During a press conference today, Lt. Gen. Robert Cone, said base officials are not profiling for religion in this case. Specifically, The New York Times reported, Cone said, ‘What we’re looking for is people with personal problems, not at all related to their religion — not at all.” In an interview yesterday on ABC’s “This Week with George Stephanopoulos,” Gen. George W. Casey Jr., the Army’s chief of staff, said that “What happened at Ft. Hood is a tragedy, and I believe it would be a greater tragedy if diversity became a casualty here,” the Times reported.

The truth is, we don’t know, and we may never know, exactly what drove this senseless act. But in the absence of factual explanations, we all — journalists especially — are driven to speculate. When the perpetrator has, as CNN’s Wolf Blitzer and so many others put it, “an unusual name,” we are quick to seek reasons to label him or her “not like us.”

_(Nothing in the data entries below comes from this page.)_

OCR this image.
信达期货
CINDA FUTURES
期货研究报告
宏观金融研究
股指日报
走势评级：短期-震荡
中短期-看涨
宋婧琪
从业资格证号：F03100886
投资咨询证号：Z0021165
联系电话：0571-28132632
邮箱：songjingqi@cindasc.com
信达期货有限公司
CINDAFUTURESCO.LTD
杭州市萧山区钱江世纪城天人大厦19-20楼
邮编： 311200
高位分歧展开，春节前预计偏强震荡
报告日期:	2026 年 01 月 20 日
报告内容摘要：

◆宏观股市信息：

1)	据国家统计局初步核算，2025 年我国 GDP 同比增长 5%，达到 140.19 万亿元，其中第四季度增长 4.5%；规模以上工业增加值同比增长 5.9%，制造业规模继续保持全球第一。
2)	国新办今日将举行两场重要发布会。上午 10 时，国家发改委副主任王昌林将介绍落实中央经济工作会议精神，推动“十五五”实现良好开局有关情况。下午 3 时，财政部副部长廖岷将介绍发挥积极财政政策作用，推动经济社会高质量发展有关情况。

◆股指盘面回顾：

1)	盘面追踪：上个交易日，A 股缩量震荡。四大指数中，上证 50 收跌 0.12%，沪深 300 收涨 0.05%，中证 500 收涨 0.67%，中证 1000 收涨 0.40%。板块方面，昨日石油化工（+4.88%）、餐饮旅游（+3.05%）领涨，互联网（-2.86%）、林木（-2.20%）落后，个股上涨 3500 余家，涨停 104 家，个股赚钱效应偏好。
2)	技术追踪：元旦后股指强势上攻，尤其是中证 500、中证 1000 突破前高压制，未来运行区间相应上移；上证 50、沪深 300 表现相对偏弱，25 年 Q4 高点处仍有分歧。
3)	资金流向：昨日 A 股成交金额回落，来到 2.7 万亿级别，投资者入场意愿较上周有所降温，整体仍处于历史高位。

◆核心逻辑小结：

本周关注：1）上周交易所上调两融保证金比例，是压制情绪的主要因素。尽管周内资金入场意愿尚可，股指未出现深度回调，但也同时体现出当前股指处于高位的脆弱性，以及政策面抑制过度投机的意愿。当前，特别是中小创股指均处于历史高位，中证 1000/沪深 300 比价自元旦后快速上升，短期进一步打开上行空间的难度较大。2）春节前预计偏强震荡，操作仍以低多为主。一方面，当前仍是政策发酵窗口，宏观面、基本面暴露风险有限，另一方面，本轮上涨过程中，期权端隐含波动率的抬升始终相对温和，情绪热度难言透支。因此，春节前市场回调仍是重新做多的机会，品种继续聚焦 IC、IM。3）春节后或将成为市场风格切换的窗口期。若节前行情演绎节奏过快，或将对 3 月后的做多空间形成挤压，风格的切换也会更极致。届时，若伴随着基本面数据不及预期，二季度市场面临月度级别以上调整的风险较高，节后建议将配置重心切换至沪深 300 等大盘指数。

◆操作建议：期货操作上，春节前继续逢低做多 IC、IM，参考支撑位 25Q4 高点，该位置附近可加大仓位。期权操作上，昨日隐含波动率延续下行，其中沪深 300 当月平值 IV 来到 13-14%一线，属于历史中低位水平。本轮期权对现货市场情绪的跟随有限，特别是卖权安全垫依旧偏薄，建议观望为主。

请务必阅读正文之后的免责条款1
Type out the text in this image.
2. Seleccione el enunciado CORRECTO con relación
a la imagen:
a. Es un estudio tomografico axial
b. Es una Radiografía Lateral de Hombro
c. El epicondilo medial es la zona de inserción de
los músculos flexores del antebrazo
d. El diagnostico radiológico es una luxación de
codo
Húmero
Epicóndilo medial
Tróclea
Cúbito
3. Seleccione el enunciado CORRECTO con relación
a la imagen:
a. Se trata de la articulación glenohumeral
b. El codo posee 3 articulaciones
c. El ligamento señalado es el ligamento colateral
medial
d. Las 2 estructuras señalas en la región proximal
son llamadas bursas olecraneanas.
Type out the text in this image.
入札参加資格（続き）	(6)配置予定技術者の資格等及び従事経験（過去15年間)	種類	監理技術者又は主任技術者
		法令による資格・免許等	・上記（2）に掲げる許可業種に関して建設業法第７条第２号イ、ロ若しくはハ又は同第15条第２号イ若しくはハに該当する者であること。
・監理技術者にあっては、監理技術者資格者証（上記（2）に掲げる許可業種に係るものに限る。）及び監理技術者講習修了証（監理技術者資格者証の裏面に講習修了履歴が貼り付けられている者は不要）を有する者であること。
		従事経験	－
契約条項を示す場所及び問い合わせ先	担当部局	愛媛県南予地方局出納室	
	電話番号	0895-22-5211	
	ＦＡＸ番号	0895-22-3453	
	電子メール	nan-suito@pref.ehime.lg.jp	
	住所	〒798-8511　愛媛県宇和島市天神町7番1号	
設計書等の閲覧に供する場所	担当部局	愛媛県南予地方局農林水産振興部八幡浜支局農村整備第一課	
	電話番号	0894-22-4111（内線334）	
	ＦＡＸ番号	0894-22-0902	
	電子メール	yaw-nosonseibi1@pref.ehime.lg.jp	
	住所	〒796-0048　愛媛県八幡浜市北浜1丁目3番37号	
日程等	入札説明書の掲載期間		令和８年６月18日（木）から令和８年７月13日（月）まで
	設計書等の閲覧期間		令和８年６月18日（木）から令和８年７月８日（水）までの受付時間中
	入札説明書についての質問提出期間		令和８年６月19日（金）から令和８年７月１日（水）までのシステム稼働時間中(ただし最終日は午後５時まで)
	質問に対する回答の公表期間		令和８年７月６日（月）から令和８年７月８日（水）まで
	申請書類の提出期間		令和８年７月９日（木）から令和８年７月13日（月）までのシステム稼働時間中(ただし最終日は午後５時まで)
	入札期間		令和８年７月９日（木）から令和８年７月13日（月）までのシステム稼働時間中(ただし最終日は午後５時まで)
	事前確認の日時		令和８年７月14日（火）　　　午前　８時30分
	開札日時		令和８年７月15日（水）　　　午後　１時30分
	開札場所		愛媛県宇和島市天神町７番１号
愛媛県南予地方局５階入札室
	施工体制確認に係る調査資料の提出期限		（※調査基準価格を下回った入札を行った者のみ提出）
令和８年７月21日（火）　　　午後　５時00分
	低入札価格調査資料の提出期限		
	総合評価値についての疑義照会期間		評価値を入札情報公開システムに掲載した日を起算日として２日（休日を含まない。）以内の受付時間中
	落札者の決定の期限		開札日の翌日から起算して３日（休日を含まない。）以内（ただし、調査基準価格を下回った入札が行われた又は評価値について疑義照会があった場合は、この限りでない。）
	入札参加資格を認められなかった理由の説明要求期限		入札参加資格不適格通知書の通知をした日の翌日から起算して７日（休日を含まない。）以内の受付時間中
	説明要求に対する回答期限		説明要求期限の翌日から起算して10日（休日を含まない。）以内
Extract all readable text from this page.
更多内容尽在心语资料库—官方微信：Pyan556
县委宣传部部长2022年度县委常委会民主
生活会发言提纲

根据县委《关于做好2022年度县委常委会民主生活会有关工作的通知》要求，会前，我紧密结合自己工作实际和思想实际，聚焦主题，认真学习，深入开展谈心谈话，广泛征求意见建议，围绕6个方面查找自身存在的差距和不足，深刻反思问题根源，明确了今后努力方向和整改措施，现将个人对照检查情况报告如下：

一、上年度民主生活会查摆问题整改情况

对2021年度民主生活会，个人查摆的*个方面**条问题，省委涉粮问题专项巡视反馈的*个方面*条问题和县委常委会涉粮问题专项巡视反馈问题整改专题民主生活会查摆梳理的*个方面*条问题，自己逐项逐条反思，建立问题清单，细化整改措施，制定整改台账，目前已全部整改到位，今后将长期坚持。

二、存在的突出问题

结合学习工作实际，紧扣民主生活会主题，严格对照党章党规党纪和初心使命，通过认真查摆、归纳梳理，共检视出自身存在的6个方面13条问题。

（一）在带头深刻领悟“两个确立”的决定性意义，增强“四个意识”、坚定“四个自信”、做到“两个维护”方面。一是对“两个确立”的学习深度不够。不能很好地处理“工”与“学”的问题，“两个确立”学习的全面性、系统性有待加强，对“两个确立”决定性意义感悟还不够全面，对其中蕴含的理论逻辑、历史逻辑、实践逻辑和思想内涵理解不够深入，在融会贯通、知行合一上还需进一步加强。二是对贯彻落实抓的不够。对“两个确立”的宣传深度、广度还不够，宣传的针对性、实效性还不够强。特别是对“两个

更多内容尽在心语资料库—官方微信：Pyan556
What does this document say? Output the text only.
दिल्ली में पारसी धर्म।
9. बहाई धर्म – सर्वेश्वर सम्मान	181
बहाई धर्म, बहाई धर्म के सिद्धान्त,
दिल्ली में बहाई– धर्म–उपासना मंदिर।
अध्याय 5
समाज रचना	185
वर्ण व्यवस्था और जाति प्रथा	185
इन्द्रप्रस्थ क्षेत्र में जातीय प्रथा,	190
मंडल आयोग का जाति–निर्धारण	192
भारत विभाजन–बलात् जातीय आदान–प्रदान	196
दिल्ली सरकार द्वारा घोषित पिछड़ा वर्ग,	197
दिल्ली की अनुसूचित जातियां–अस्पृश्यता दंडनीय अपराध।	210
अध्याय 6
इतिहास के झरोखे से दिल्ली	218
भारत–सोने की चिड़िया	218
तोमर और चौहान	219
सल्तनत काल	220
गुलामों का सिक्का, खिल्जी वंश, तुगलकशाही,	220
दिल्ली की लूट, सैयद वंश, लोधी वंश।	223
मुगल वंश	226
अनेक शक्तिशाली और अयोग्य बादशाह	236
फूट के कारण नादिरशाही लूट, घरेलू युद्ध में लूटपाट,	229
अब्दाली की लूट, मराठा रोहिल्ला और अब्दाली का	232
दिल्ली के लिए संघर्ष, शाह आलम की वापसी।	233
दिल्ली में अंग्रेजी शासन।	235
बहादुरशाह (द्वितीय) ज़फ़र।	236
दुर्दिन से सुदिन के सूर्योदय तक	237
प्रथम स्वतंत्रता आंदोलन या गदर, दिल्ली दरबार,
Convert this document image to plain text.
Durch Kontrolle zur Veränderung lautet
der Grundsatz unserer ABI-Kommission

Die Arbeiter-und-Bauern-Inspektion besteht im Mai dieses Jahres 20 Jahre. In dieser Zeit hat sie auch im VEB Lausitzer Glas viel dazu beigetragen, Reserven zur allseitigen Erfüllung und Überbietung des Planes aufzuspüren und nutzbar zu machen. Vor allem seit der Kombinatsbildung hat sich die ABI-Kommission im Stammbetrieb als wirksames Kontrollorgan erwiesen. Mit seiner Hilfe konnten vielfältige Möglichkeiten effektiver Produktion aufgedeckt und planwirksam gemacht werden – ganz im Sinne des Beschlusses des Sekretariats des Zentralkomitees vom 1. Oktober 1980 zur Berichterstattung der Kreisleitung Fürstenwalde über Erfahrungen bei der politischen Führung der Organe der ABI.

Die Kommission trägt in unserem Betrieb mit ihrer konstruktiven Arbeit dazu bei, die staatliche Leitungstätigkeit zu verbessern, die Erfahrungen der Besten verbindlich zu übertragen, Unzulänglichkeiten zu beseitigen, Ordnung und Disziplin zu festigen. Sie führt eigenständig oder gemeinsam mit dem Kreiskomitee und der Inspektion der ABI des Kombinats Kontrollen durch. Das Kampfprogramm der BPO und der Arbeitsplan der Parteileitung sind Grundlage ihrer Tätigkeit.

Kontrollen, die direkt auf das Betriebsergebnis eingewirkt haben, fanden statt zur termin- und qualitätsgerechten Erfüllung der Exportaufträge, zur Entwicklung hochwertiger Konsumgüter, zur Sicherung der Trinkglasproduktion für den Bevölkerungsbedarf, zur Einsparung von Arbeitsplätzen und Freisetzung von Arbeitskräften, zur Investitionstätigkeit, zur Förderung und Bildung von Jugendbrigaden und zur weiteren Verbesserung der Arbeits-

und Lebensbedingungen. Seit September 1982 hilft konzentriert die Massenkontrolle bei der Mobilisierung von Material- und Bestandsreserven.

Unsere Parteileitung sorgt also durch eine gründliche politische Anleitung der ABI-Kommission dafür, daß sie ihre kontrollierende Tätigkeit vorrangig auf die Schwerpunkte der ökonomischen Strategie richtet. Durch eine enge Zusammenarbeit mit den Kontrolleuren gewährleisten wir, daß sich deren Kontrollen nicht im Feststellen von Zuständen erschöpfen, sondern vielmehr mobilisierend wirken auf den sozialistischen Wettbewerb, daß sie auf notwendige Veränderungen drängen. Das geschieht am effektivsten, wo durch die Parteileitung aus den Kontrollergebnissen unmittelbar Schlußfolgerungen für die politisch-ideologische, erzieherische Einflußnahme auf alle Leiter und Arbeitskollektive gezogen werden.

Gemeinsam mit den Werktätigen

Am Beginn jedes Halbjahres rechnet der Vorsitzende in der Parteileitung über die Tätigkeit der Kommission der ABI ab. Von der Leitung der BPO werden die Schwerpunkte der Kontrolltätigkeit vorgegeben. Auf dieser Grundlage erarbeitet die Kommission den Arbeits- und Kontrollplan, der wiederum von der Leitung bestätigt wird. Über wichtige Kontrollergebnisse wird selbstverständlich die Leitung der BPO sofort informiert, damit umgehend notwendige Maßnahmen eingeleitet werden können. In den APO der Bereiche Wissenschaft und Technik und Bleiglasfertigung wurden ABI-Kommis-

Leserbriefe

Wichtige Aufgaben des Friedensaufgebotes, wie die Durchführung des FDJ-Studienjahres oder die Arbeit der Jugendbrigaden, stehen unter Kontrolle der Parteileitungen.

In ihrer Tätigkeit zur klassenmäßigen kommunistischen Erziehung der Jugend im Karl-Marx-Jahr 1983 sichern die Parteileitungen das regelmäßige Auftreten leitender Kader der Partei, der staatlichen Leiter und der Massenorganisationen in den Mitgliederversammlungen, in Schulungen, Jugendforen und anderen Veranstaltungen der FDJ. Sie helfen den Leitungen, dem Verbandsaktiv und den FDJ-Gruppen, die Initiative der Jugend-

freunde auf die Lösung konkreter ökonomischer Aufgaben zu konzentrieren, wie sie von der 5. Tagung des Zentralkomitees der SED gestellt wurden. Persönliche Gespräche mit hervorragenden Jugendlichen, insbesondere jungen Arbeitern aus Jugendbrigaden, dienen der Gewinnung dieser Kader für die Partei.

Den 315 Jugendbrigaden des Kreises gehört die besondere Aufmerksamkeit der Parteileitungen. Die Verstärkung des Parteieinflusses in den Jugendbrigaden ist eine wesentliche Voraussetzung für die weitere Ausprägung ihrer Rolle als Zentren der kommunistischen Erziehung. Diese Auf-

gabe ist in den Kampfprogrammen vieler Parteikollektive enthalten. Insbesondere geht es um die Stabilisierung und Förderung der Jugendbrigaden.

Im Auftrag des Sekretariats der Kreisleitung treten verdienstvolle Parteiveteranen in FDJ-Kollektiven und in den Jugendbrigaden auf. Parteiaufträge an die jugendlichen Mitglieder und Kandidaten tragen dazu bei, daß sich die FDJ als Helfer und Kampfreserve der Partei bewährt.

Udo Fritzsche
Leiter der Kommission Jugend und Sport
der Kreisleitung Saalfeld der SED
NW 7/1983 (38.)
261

When Seung-Hui Cho killed 32 students and faculty members at Virginia Tech in 2007, initial accounts used the Asian last-name-first configuration — Cho Seung-Hui — and described him as a “South Korean national.” News media quoted classmates telling credible-sounding stories of how Cho had trouble speaking English and had a thick Korean accent.

The 23-year-old Cho was a U.S. citizen, and had been in the United States since he was 8 years old.  Anyone who has seen his chilling video manifesto knows he spoke unaccented, fluent English. He rarely spoke, and his recorded speech was odd, because of a condition called selective mutism.

But as with the case of Nidal Hasan, it was tempting — necessary, even — for bystanders and journalists alike to characterize him as Not Like Us.

Nidal Hasan’s Muslim identity may fit into the broader context of violence in the name of Islam, said Keith Woods, dean of faculty at The Poynter Institute and an expert on diversity and coverage of race relations. “But one does not equal the other. How then, can journalists justify putting the word ‘Muslim’ ahead of all else in describing him?”

“Race and ethnicity never truly describe,” Woods said. “Connecting faith, race or ethnicity to motive without proof is reckless journalism.”